All eyes are on Mali as President Ibrahim Boubacar Keïta announced his resignation late Tuesday, following a tense day that saw a faction of its military rebel and place the president and top officials in detention.
The unfolding events are prompting the global community to appeal for calm.
“I strongly condemn the forced detention of President Ibrahim Boubacar Keïta of Mali, the prime minister (Boubou Cisse) and other members of the Malian government, and call for their immediate release,” said Moussa Faki Mahamat, chairman of the African Union.
Mahamat appealed to the mutineering soldiers to avoid violence, and respect the country’s constitution and its institutions. That appeal for calm was echoed by the United Nations, the European Union, individual nations including France and the regional Economic Community of West African States (ECOWAS).
ECOWAS, which has worked in recent months to assist Mali in resolving its political and social crisis, acknowledged the complexity of the Malian situation while urging military actors to negotiate Mali’s future without violence. The unrest in Mali adds to the precarious security situation there and in the wider Sahel region.
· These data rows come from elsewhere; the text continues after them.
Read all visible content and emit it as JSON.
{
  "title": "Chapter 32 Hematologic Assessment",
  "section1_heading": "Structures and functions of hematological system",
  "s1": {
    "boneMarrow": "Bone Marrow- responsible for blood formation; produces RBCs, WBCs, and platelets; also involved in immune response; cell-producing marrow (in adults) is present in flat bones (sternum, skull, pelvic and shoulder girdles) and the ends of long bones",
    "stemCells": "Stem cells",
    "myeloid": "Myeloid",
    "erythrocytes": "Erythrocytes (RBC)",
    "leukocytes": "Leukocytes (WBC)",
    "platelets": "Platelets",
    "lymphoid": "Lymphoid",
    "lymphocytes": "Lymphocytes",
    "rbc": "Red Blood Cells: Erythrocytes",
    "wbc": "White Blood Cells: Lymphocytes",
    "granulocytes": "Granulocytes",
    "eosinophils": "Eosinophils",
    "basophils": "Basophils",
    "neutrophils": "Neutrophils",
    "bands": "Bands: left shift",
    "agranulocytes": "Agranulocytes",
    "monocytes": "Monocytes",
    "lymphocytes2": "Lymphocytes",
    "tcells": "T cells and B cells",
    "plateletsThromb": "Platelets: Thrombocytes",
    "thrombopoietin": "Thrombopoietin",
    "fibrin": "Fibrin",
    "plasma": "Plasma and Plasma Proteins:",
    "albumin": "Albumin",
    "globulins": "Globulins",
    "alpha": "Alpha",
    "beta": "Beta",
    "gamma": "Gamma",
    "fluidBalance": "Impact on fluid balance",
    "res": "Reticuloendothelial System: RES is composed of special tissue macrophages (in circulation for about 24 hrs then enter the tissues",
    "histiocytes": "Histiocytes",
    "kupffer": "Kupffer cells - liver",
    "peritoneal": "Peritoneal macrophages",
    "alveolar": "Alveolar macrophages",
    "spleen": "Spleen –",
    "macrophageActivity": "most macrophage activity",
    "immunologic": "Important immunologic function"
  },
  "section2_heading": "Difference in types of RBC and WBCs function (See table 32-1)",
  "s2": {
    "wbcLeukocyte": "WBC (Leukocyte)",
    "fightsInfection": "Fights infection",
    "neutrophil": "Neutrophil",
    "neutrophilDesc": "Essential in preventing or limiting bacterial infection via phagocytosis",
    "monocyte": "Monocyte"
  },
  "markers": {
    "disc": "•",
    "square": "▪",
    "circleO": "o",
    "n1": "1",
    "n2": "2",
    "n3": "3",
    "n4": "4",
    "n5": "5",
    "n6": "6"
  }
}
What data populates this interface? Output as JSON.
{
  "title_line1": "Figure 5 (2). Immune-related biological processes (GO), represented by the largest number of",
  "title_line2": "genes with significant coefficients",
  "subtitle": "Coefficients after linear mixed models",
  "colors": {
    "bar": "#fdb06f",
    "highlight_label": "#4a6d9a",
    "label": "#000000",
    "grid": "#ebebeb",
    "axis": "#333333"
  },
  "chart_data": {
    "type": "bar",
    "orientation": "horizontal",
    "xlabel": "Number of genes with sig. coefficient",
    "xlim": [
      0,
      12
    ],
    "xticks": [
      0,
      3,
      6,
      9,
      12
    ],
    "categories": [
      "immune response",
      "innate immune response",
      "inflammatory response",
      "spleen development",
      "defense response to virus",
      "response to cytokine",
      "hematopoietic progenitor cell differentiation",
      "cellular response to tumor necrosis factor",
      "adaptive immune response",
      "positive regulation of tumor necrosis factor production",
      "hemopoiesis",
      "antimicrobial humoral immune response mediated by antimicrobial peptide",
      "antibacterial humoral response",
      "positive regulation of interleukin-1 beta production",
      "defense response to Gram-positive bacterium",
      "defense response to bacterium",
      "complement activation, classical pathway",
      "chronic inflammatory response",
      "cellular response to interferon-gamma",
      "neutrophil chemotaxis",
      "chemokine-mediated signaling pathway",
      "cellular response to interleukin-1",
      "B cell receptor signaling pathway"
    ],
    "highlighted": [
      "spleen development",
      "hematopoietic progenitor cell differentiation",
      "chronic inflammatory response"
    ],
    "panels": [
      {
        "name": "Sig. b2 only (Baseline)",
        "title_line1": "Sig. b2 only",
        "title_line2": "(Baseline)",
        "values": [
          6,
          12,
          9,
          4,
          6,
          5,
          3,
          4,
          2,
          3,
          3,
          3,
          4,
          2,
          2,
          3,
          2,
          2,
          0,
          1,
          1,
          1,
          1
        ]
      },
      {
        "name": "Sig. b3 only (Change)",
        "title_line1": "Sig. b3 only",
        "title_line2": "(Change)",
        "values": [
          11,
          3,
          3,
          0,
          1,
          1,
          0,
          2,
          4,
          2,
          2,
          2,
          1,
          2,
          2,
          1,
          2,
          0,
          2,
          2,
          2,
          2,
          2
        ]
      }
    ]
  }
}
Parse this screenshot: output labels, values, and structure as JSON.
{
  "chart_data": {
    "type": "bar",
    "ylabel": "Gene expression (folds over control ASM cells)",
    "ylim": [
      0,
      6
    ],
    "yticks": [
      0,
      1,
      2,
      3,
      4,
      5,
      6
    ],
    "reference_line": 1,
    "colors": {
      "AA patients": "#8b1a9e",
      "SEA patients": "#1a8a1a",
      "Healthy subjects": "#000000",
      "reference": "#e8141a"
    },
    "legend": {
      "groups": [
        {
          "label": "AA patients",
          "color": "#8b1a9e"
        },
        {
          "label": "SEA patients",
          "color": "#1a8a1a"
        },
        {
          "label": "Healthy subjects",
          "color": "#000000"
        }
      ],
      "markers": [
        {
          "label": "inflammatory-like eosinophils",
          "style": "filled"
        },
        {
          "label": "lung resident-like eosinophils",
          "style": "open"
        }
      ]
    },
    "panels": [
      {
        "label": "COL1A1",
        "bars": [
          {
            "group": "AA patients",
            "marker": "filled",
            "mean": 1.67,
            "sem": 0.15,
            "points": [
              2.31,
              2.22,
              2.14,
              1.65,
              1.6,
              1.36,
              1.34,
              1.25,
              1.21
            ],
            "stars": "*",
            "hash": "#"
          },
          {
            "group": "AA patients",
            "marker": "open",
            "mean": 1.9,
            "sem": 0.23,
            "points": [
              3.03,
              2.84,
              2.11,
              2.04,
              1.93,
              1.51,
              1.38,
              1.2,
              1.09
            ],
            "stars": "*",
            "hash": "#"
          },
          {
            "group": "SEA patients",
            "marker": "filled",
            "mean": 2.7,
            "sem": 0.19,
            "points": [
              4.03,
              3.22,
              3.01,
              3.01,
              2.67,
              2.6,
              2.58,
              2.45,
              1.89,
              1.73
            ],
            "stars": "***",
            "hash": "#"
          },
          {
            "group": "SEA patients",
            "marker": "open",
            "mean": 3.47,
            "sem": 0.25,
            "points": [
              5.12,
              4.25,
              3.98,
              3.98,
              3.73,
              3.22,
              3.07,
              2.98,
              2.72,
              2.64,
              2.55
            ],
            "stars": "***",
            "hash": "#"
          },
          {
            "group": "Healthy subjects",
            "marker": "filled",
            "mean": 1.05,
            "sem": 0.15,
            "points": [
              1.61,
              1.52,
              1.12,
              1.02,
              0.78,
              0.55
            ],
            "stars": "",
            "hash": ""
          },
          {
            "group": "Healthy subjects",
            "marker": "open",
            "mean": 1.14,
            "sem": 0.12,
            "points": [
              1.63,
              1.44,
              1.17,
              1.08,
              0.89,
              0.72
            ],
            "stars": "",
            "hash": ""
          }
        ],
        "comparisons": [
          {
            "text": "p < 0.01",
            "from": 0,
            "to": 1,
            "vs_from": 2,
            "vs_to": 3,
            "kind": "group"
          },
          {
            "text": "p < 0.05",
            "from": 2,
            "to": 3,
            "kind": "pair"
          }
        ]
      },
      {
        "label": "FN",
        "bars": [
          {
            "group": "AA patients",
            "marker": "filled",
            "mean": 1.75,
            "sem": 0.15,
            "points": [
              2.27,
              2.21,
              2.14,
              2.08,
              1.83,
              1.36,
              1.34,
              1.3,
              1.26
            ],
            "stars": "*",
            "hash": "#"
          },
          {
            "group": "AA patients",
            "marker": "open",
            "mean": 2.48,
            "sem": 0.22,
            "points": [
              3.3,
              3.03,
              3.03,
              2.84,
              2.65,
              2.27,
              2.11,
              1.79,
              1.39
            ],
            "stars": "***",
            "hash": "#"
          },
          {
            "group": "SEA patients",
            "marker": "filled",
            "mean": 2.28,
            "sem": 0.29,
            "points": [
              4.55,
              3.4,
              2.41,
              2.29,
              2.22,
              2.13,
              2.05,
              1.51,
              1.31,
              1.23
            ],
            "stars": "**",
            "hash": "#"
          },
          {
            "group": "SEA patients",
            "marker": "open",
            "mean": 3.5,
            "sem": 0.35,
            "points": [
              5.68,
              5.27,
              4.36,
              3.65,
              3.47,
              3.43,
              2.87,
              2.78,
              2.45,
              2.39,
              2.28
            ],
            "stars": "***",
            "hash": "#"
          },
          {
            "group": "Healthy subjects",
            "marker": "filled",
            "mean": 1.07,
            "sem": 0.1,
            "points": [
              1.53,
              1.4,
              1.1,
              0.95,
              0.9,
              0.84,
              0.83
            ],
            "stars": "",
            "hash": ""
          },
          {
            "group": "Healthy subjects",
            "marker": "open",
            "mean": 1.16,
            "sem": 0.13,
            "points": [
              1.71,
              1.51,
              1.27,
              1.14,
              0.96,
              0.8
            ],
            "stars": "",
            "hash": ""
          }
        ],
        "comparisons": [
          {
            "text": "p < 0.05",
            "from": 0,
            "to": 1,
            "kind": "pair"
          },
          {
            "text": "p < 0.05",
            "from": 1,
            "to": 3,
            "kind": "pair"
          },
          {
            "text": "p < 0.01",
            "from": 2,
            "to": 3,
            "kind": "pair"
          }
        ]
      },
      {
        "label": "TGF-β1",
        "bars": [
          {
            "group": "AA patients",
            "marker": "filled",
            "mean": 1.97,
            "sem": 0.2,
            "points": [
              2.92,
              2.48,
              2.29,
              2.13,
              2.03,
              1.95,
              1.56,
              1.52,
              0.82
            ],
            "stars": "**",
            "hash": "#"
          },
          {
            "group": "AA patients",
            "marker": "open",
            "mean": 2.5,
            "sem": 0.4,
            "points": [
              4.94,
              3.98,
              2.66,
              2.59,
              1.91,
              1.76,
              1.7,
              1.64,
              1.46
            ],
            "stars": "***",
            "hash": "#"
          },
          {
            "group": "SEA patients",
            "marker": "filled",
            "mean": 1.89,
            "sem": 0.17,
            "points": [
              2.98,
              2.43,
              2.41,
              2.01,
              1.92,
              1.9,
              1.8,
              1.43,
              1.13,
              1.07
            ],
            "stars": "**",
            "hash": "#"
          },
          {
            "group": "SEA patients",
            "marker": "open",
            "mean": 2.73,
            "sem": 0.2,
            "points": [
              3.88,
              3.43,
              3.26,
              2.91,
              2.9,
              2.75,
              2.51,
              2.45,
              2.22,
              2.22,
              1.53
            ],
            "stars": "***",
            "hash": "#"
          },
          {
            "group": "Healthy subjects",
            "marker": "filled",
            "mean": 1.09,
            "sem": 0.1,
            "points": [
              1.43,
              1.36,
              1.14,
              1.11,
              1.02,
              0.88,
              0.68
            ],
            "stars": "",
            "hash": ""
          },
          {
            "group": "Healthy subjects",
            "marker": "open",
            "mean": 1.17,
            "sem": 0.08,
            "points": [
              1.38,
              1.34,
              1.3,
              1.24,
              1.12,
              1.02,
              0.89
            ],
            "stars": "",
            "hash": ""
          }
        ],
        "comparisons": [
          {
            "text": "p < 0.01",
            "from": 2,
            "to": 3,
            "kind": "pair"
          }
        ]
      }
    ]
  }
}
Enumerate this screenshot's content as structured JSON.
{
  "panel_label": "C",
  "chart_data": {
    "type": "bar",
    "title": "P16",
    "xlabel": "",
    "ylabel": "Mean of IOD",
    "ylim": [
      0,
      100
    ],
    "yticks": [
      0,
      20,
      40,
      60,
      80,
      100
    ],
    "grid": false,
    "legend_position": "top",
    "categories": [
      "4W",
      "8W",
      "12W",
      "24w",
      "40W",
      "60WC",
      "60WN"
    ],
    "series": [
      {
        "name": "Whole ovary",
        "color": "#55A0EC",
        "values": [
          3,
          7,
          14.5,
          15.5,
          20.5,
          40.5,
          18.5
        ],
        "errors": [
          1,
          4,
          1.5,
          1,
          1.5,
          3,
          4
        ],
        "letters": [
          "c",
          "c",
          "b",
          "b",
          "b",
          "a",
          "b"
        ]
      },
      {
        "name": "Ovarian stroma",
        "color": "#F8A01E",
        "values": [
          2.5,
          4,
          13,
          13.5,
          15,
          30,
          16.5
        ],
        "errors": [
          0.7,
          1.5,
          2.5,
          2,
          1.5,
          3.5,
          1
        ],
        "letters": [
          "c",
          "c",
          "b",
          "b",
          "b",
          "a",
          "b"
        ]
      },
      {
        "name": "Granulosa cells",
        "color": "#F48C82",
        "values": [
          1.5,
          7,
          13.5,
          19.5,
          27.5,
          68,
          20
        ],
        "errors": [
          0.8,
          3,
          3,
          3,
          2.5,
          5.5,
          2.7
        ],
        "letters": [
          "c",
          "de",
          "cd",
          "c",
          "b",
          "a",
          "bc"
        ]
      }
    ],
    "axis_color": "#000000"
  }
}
The Malian opposition movement 5 Juin – Rassemblement des Forces Patriotiques, led by Mahmoud Dicko, continues to press for Keïta’s resignation despite an ECOWAS plan to stabilize Mali and establish a government of national unity. The plan, developed just a few weeks ago, also calls for the resignation of dozens of MPs elected in March but viewed as illegitimate by the opposition.
Protests that followed the March elections and the abduction of opposition leader Soumaïla Cissé have continued for weeks, with clashes between security forces and Malian activists.